Lee Woon Shiu, head of wealth planning at Bank of Singapore, and Chee Fang Theng, Singapore-based director of international tax and trust law at law firm Pan Asia Wikborg Rein, teamed up to answer China Offshore Quarterly's questions on private banking through offshore jurisdictions.
Q: What is private banking? How does it differ from other types of banking?
A: Private Banking is a holistic suite of wealth management, investment, estate planning and other associated financial services provided by banks to high net-worth individuals. As a result of the highly dedicated and customized services rendered on a more personal basis, "private" banking differs from "retail" consumer or "affluent" banking in the degree of attention dedicated to each client. The range of services as well as products offered are also more sophisticated, given that private banking clients are typically more investment savvy. Private banking is far more intimate than "investment banking" or "retail banking" because clients often share details of their personal life with their private bankers, such as their philanthropic objectives. Such insights allow private bankers to advise and offer the right wealth planning solutions to achieve those goals.
Q: Why would Chinese investing offshore be interested in private banking?
A: Private bankers have access to possibly the widest range of asset management, investment, estate planning, global mortgage, life insurance and associated financial tools to deliver solutions to achieve almost all personal investment and succession planning needs of high net-worth Chinese investors. These investors are often unable to avail themselves of these services on a comparable scale and depth onshore within China, so they should take advantage of the availability of such services outside China to achieve optimal wealth management and estate planning benefits.
Q: How do you approach financial planning for individuals and families entering private banking for the first time?
A: There are diverse and sometimes conflicting needs of different high-value individuals within a family -- often where decisions can be more sensitive and complicated. The starting point of planning is to assess the needs and objectives of a wealthy individual, usually the patriarch, matriarch, founder or their families. Sometimes there may not be a very clear differentiation between business and personal financial needs. For example, a wealthy individual or family could still own significant stakes in businesses and have a continuing role in corporate strategy and day-to-day business operations. This can give rise to many legal issues to be considered in order to achieve the objectives of protecting the privacy of the individual, preserving assets, planning for succession and minimizing conflict within the family and with the business.

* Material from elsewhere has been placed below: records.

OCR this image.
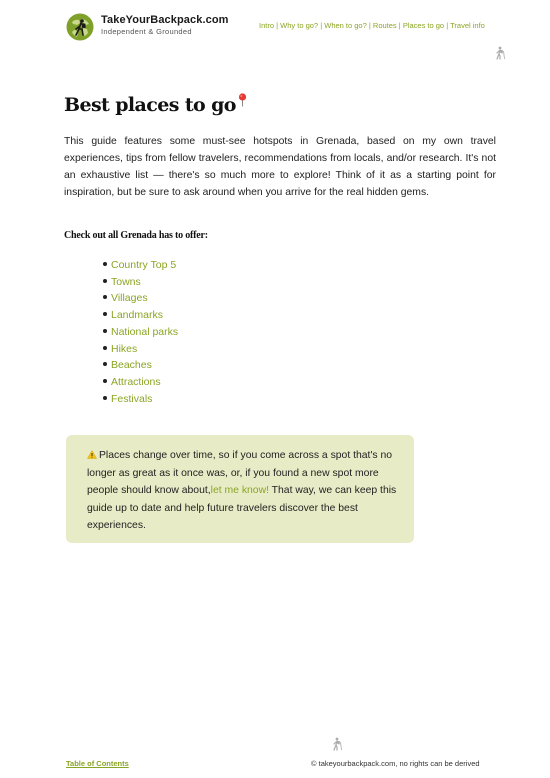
TakeYourBackpack.com
Independent & Grounded
Intro | Why to go? | When to go? | Routes | Places to go | Travel info
Best places to go

This guide features some must-see hotspots in Grenada, based on my own travel experiences, tips from fellow travelers, recommendations from locals, and/or research. It's not an exhaustive list — there's so much more to explore! Think of it as a starting point for inspiration, but be sure to ask around when you arrive for the real hidden gems.

Check out all Grenada has to offer:
Country Top 5
Towns
Villages
Landmarks
National parks
Hikes
Beaches
Attractions
Festivals
Places change over time, so if you come across a spot that's no longer as great as it once was, or, if you found a new spot more people should know about,let me know! That way, we can keep this guide up to date and help future travelers discover the best experiences.
Table of Contents	© takeyourbackpack.com, no rights can be derived
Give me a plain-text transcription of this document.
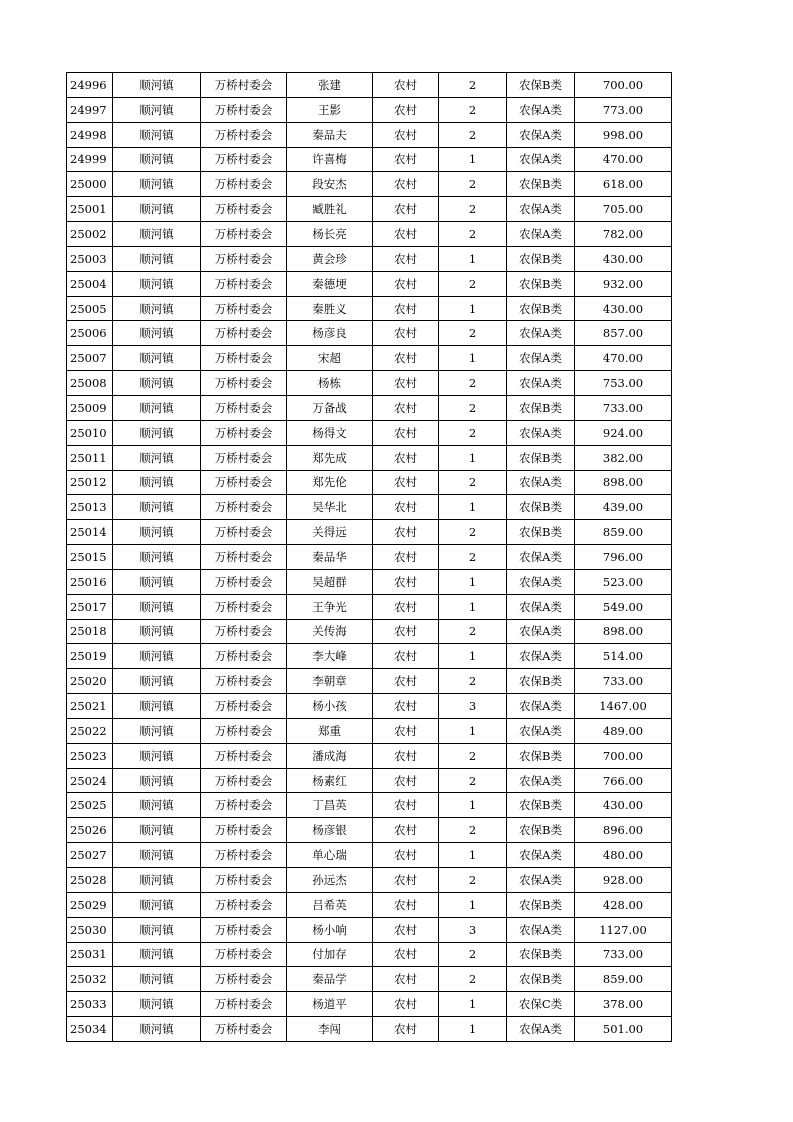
24996	顺河镇	万桥村委会	张建	农村	2	农保B类	700.00
24997	顺河镇	万桥村委会	王影	农村	2	农保A类	773.00
24998	顺河镇	万桥村委会	秦品夫	农村	2	农保A类	998.00
24999	顺河镇	万桥村委会	许喜梅	农村	1	农保A类	470.00
25000	顺河镇	万桥村委会	段安杰	农村	2	农保B类	618.00
25001	顺河镇	万桥村委会	臧胜礼	农村	2	农保A类	705.00
25002	顺河镇	万桥村委会	杨长亮	农村	2	农保A类	782.00
25003	顺河镇	万桥村委会	黄会珍	农村	1	农保B类	430.00
25004	顺河镇	万桥村委会	秦德埂	农村	2	农保B类	932.00
25005	顺河镇	万桥村委会	秦胜义	农村	1	农保B类	430.00
25006	顺河镇	万桥村委会	杨彦良	农村	2	农保A类	857.00
25007	顺河镇	万桥村委会	宋超	农村	1	农保A类	470.00
25008	顺河镇	万桥村委会	杨栋	农村	2	农保A类	753.00
25009	顺河镇	万桥村委会	万备战	农村	2	农保B类	733.00
25010	顺河镇	万桥村委会	杨得文	农村	2	农保A类	924.00
25011	顺河镇	万桥村委会	郑先成	农村	1	农保B类	382.00
25012	顺河镇	万桥村委会	郑先伦	农村	2	农保A类	898.00
25013	顺河镇	万桥村委会	吴华北	农村	1	农保B类	439.00
25014	顺河镇	万桥村委会	关得远	农村	2	农保B类	859.00
25015	顺河镇	万桥村委会	秦品华	农村	2	农保A类	796.00
25016	顺河镇	万桥村委会	吴超群	农村	1	农保A类	523.00
25017	顺河镇	万桥村委会	王争光	农村	1	农保A类	549.00
25018	顺河镇	万桥村委会	关传海	农村	2	农保A类	898.00
25019	顺河镇	万桥村委会	李大峰	农村	1	农保A类	514.00
25020	顺河镇	万桥村委会	李朝章	农村	2	农保B类	733.00
25021	顺河镇	万桥村委会	杨小孩	农村	3	农保A类	1467.00
25022	顺河镇	万桥村委会	郑重	农村	1	农保A类	489.00
25023	顺河镇	万桥村委会	潘成海	农村	2	农保B类	700.00
25024	顺河镇	万桥村委会	杨素红	农村	2	农保A类	766.00
25025	顺河镇	万桥村委会	丁昌英	农村	1	农保B类	430.00
25026	顺河镇	万桥村委会	杨彦银	农村	2	农保B类	896.00
25027	顺河镇	万桥村委会	单心瑞	农村	1	农保A类	480.00
25028	顺河镇	万桥村委会	孙远杰	农村	2	农保A类	928.00
25029	顺河镇	万桥村委会	吕希英	农村	1	农保B类	428.00
25030	顺河镇	万桥村委会	杨小响	农村	3	农保A类	1127.00
25031	顺河镇	万桥村委会	付加存	农村	2	农保B类	733.00
25032	顺河镇	万桥村委会	秦品学	农村	2	农保B类	859.00
25033	顺河镇	万桥村委会	杨道平	农村	1	农保C类	378.00
25034	顺河镇	万桥村委会	李闯	农村	1	农保A类	501.00
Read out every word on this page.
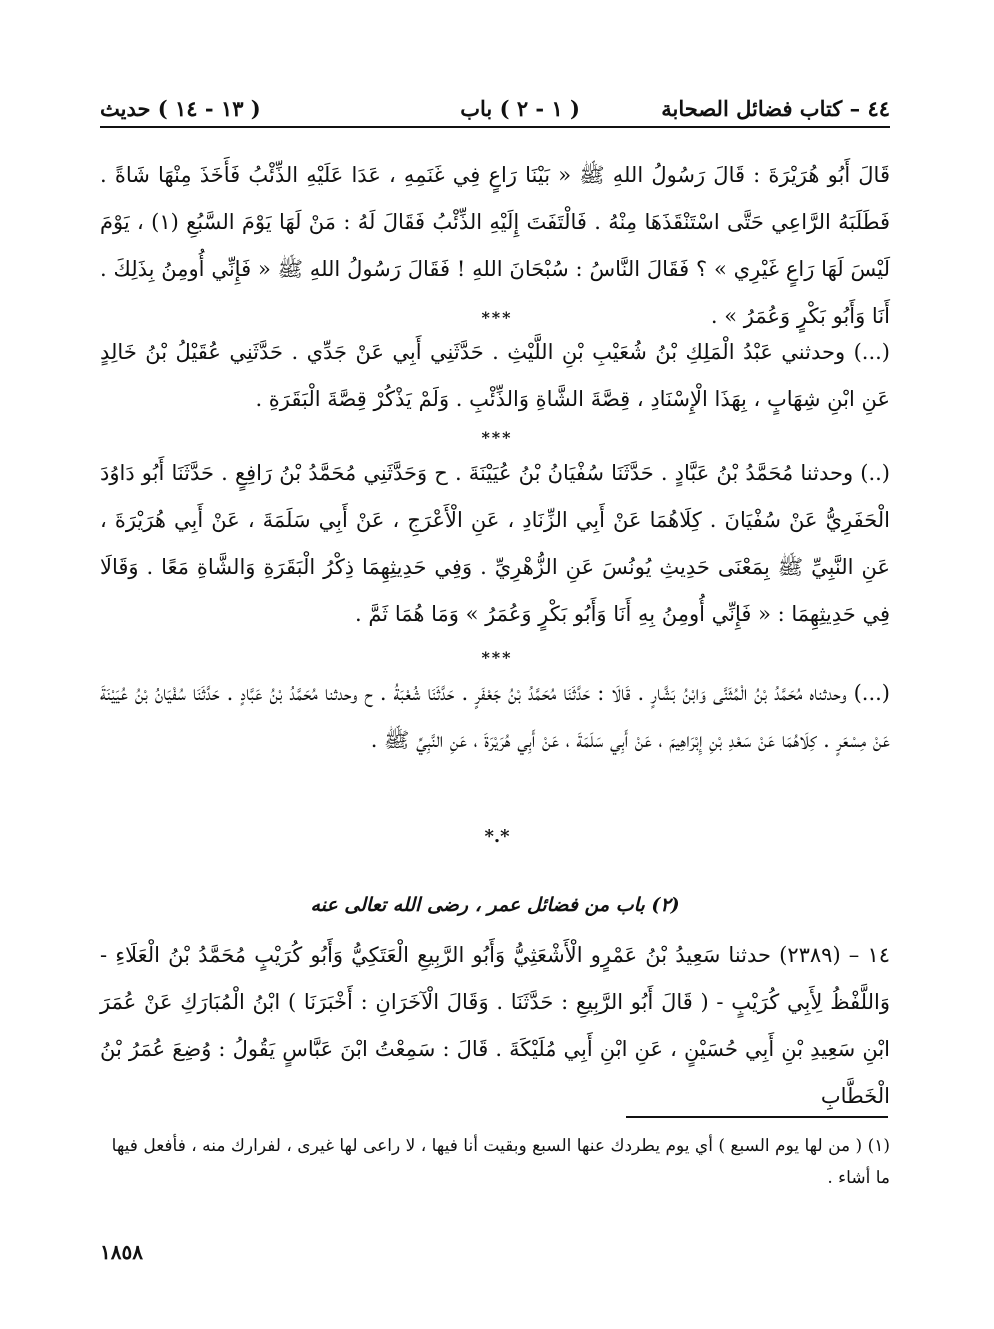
٤٤ – كتاب فضائل الصحابة
( ١ - ٢ ) باب
( ١٣ - ١٤ ) حديث
قَالَ أَبُو هُرَيْرَةَ : قَالَ رَسُولُ اللهِ ﷺ « بَيْنَا رَاعٍ فِي غَنَمِهِ ، عَدَا عَلَيْهِ الذِّئْبُ فَأَخَذَ مِنْهَا شَاةً . فَطَلَبَهُ الرَّاعِي حَتَّى اسْتَنْقَذَهَا مِنْهُ . فَالْتَفَتَ إِلَيْهِ الذِّئْبُ فَقَالَ لَهُ : مَنْ لَهَا يَوْمَ السَّبُعِ (١) ، يَوْمَ لَيْسَ لَهَا رَاعٍ غَيْرِي » ؟ فَقَالَ النَّاسُ : سُبْحَانَ اللهِ ! فَقَالَ رَسُولُ اللهِ ﷺ « فَإِنِّي أُومِنُ بِذَلِكَ . أَنَا وَأَبُو بَكْرٍ وَعُمَرُ » .
***
(...) وحدثني عَبْدُ الْمَلِكِ بْنُ شُعَيْبِ بْنِ اللَّيْثِ . حَدَّثَنِي أَبِي عَنْ جَدِّي . حَدَّثَنِي عُقَيْلُ بْنُ خَالِدٍ عَنِ ابْنِ شِهَابٍ ، بِهَذَا الْإِسْنَادِ ، قِصَّةَ الشَّاةِ وَالذِّئْبِ . وَلَمْ يَذْكُرْ قِصَّةَ الْبَقَرَةِ .
***
(..) وحدثنا مُحَمَّدُ بْنُ عَبَّادٍ . حَدَّثَنَا سُفْيَانُ بْنُ عُيَيْنَةَ . ح وَحَدَّثَنِي مُحَمَّدُ بْنُ رَافِعٍ . حَدَّثَنَا أَبُو دَاوُدَ الْحَفَرِيُّ عَنْ سُفْيَانَ . كِلَاهُمَا عَنْ أَبِي الزِّنَادِ ، عَنِ الْأَعْرَجِ ، عَنْ أَبِي سَلَمَةَ ، عَنْ أَبِي هُرَيْرَةَ ، عَنِ النَّبِيِّ ﷺ بِمَعْنَى حَدِيثِ يُونُسَ عَنِ الزُّهْرِيِّ . وَفِي حَدِيثِهِمَا ذِكْرُ الْبَقَرَةِ وَالشَّاةِ مَعًا . وَقَالَا فِي حَدِيثِهِمَا : « فَإِنِّي أُومِنُ بِهِ أَنَا وَأَبُو بَكْرٍ وَعُمَرُ » وَمَا هُمَا ثَمَّ .
***
(...) وحدثناه مُحَمَّدُ بْنُ الْمُثَنَّى وَابْنُ بَشَّارٍ . قَالَا : حَدَّثَنَا مُحَمَّدُ بْنُ جَعْفَرٍ . حَدَّثَنَا شُعْبَةُ . ح وحدثنا مُحَمَّدُ بْنُ عَبَّادٍ . حَدَّثَنَا سُفْيَانُ بْنُ عُيَيْنَةَ عَنْ مِسْعَرٍ . كِلَاهُمَا عَنْ سَعْدِ بْنِ إِبْرَاهِيمَ ، عَنْ أَبِي سَلَمَةَ ، عَنْ أَبِي هُرَيْرَةَ ، عَنِ النَّبِيِّ ﷺ .
*.*
(٢) باب من فضائل عمر ، رضى الله تعالى عنه
١٤ – (٢٣٨٩) حدثنا سَعِيدُ بْنُ عَمْرٍو الْأَشْعَثِيُّ وَأَبُو الرَّبِيعِ الْعَتَكِيُّ وَأَبُو كُرَيْبٍ مُحَمَّدُ بْنُ الْعَلَاءِ - وَاللَّفْظُ لِأَبِي كُرَيْبٍ - ( قَالَ أَبُو الرَّبِيعِ : حَدَّثَنَا . وَقَالَ الْآخَرَانِ : أَخْبَرَنَا ) ابْنُ الْمُبَارَكِ عَنْ عُمَرَ ابْنِ سَعِيدِ بْنِ أَبِي حُسَيْنٍ ، عَنِ ابْنِ أَبِي مُلَيْكَةَ . قَالَ : سَمِعْتُ ابْنَ عَبَّاسٍ يَقُولُ : وُضِعَ عُمَرُ بْنُ الْخَطَّابِ
(١) ( من لها يوم السبع ) أي يوم يطردك عنها السبع وبقيت أنا فيها ، لا راعى لها غيرى ، لفرارك منه ، فأفعل فيها ما أشاء .
١٨٥٨
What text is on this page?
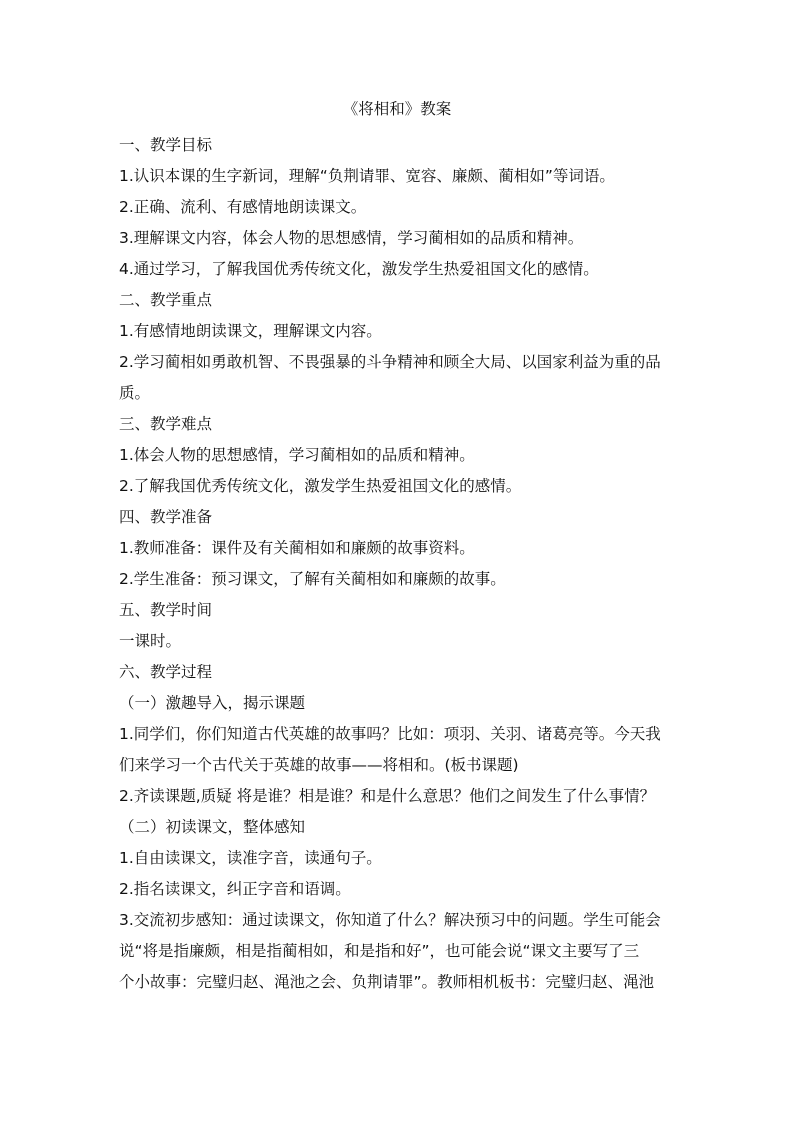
《将相和》教案

一、教学目标

1.认识本课的生字新词，理解“负荆请罪、宽容、廉颇、蔺相如”等词语。

2.正确、流利、有感情地朗读课文。

3.理解课文内容，体会人物的思想感情，学习蔺相如的品质和精神。

4.通过学习，了解我国优秀传统文化，激发学生热爱祖国文化的感情。

二、教学重点

1.有感情地朗读课文，理解课文内容。

2.学习蔺相如勇敢机智、不畏强暴的斗争精神和顾全大局、以国家利益为重的品

质。

三、教学难点

1.体会人物的思想感情，学习蔺相如的品质和精神。

2.了解我国优秀传统文化，激发学生热爱祖国文化的感情。

四、教学准备

1.教师准备：课件及有关蔺相如和廉颇的故事资料。

2.学生准备：预习课文，了解有关蔺相如和廉颇的故事。

五、教学时间

一课时。

六、教学过程

（一）激趣导入，揭示课题

1.同学们，你们知道古代英雄的故事吗？比如：项羽、关羽、诸葛亮等。今天我

们来学习一个古代关于英雄的故事——将相和。(板书课题)

2.齐读课题,质疑 将是谁？相是谁？和是什么意思？他们之间发生了什么事情？

（二）初读课文，整体感知

1.自由读课文，读准字音，读通句子。

2.指名读课文，纠正字音和语调。

3.交流初步感知：通过读课文，你知道了什么？解决预习中的问题。学生可能会

说“将是指廉颇，相是指蔺相如，和是指和好”，也可能会说“课文主要写了三

个小故事：完璧归赵、渑池之会、负荆请罪”。教师相机板书：完璧归赵、渑池
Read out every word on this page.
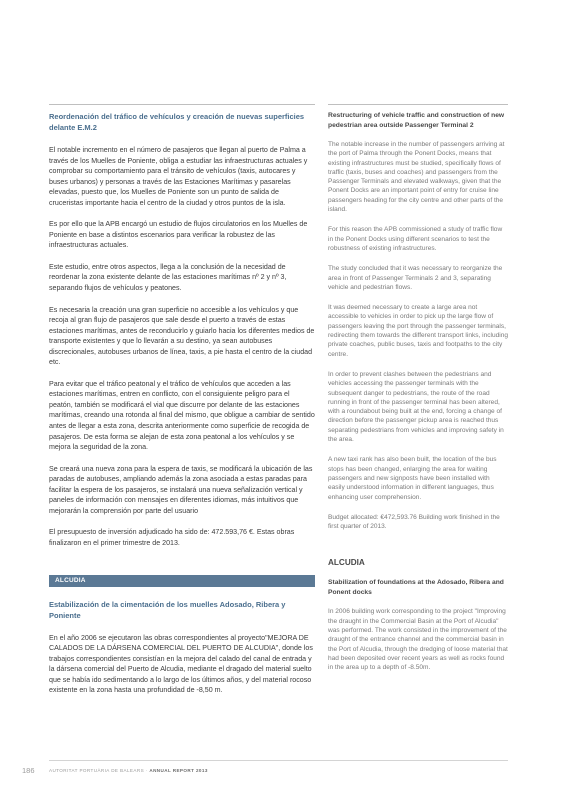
Reordenación del tráfico de vehículos y creación de nuevas superficies delante E.M.2

El notable incremento en el número de pasajeros que llegan al puerto de Palma a través de los Muelles de Poniente, obliga a estudiar las infraestructuras actuales y comprobar su comportamiento para el tránsito de vehículos (taxis, autocares y buses urbanos) y personas a través de las Estaciones Marítimas y pasarelas elevadas, puesto que, los Muelles de Poniente son un punto de salida de cruceristas importante hacia el centro de la ciudad y otros puntos de la isla.

Es por ello que la APB encargó un estudio de flujos circulatorios en los Muelles de Poniente en base a distintos escenarios para verificar la robustez de las infraestructuras actuales.

Este estudio, entre otros aspectos, llega a la conclusión de la necesidad de reordenar la zona existente delante de las estaciones marítimas nº 2 y nº 3, separando flujos de vehículos y peatones.

Es necesaria la creación una gran superficie no accesible a los vehículos y que recoja al gran flujo de pasajeros que sale desde el puerto a través de estas estaciones marítimas, antes de reconducirlo y guiarlo hacia los diferentes medios de transporte existentes y que lo llevarán a su destino, ya sean autobuses discrecionales, autobuses urbanos de línea, taxis, a pie hasta el centro de la ciudad etc.

Para evitar que el tráfico peatonal y el tráfico de vehículos que acceden a las estaciones marítimas, entren en conflicto, con el consiguiente peligro para el peatón, también se modificará el vial que discurre por delante de las estaciones marítimas, creando una rotonda al final del mismo, que obligue a cambiar de sentido antes de llegar a esta zona, descrita anteriormente como superficie de recogida de pasajeros. De esta forma se alejan de esta zona peatonal a los vehículos y se mejora la seguridad de la zona.

Se creará una nueva zona para la espera de taxis, se modificará la ubicación de las paradas de autobuses, ampliando además la zona asociada a estas paradas para facilitar la espera de los pasajeros, se instalará una nueva señalización vertical y paneles de información con mensajes en diferentes idiomas, más intuitivos que mejorarán la comprensión por parte del usuario

El presupuesto de inversión adjudicado ha sido de: 472.593,76 €. Estas obras finalizaron en el primer trimestre de 2013.

ALCUDIA
Estabilización de la cimentación de los muelles Adosado, Ribera y Poniente

En el año 2006 se ejecutaron las obras correspondientes al proyecto"MEJORA DE CALADOS DE LA DÁRSENA COMERCIAL DEL PUERTO DE ALCUDIA", donde los trabajos correspondientes consistían en la mejora del calado del canal de entrada y la dársena comercial del Puerto de Alcudia, mediante el dragado del material suelto que se había ido sedimentando a lo largo de los últimos años, y del material rocoso existente en la zona hasta una profundidad de -8,50 m.

Restructuring of vehicle traffic and construction of new pedestrian area outside Passenger Terminal 2

The notable increase in the number of passengers arriving at the port of Palma through the Ponent Docks, means that existing infrastructures must be studied, specifically flows of traffic (taxis, buses and coaches) and passengers from the Passenger Terminals and elevated walkways, given that the Ponent Docks are an important point of entry for cruise line passengers heading for the city centre and other parts of the island.

For this reason the APB commissioned a study of traffic flow in the Ponent Docks using different scenarios to test the robustness of existing infrastructures.

The study concluded that it was necessary to reorganize the area in front of Passenger Terminals 2 and 3, separating vehicle and pedestrian flows.

It was deemed necessary to create a large area not accessible to vehicles in order to pick up the large flow of passengers leaving the port through the passenger terminals, redirecting them towards the different transport links, including private coaches, public buses, taxis and footpaths to the city centre.

In order to prevent clashes between the pedestrians and vehicles accessing the passenger terminals with the subsequent danger to pedestrians, the route of the road running in front of the passenger terminal has been altered, with a roundabout being built at the end, forcing a change of direction before the passenger pickup area is reached thus separating pedestrians from vehicles and improving safety in the area.

A new taxi rank has also been built, the location of the bus stops has been changed, enlarging the area for waiting passengers and new signposts have been installed with easily understood information in different languages, thus enhancing user comprehension.

Budget allocated: €472,593.76 Building work finished in the first quarter of 2013.

ALCUDIA
Stabilization of foundations at the Adosado, Ribera and Ponent docks

In 2006 building work corresponding to the project "Improving the draught in the Commercial Basin at the Port of Alcudia" was performed. The work consisted in the improvement of the draught of the entrance channel and the commercial basin in the Port of Alcudia, through the dredging of loose material that had been deposited over recent years as well as rocks found in the area up to a depth of -8.50m.

186	AUTORITAT PORTUÀRIA DE BALEARS · ANNUAL REPORT 2013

Q: What advantages can offshore jurisdictions offer in terms of private banking (for example, tax planning)?
A: Offshore jurisdictions offer a discrete and tax efficient platform for clients to engage in private banking, particularly in asset management, long-term estate planning, succession and family governance strategizing. Offshore jurisdictions often also have favorable legal, regulatory and tax regimes designed specifically to encourage asset management and trust administration activities, and these will undoubtedly translate to a more dynamic platform for clients to conduct their private banking activities. Different jurisdictions may offer unique planning opportunities as well as give rise to different sets of legal challenges. Multi-jurisdictional planning is required for international transactions and structures, particularly to deal with international needs of the individual and the families, who may have members and assets spread all over the world.
Q: What are some of the more popular investment products that are available through private banking?
A: Investment products popular among Asian private banking investment include fixed-income corporate and sovereign bond investments; listed stocks across global exchanges; exchange traded, mutual and hedge funds; structured notes, options and other financial derivative instruments; and discretionary portfolio management mandates. Products can also be structured or combined in trusts, foundations, family holding entities and cross holding structures, allowing for greater flexibility to meet the objectives of private banking clients. A team of experts which includes both bankers and lawyers would be required to put together a suitable structure best able to achieve these aims over the long term.
Q: What are some popular jurisdictions for offshore private banking?
A: Switzerland is the traditional bastion of private banking. Popular tax-free jurisdictions include Jersey, Cayman and Bermuda. Hong Kong and Singapore, which are well-established and have developed infrastructure and private banking experts.
Q: What are the most important aspects of regulation regarding private banking?
A: Regulations relating to the control of the competency and the fostering of high market conduct standards of private banking professionals are expected to assume increasing importance, as will ancillary policies dealing with areas such as ethics and professionalism, client relationship management and risk management. Investors should also be aware of the increasing transparency of exchange of tax information globally and the leveling of the playing field for all private banking hubs from a tax perspective. An understanding and appreciation of these global trends may have long-term impact on the choice of private banking products as well as long-term lifestyle choices for clients, such as immigration and permanent residency applications.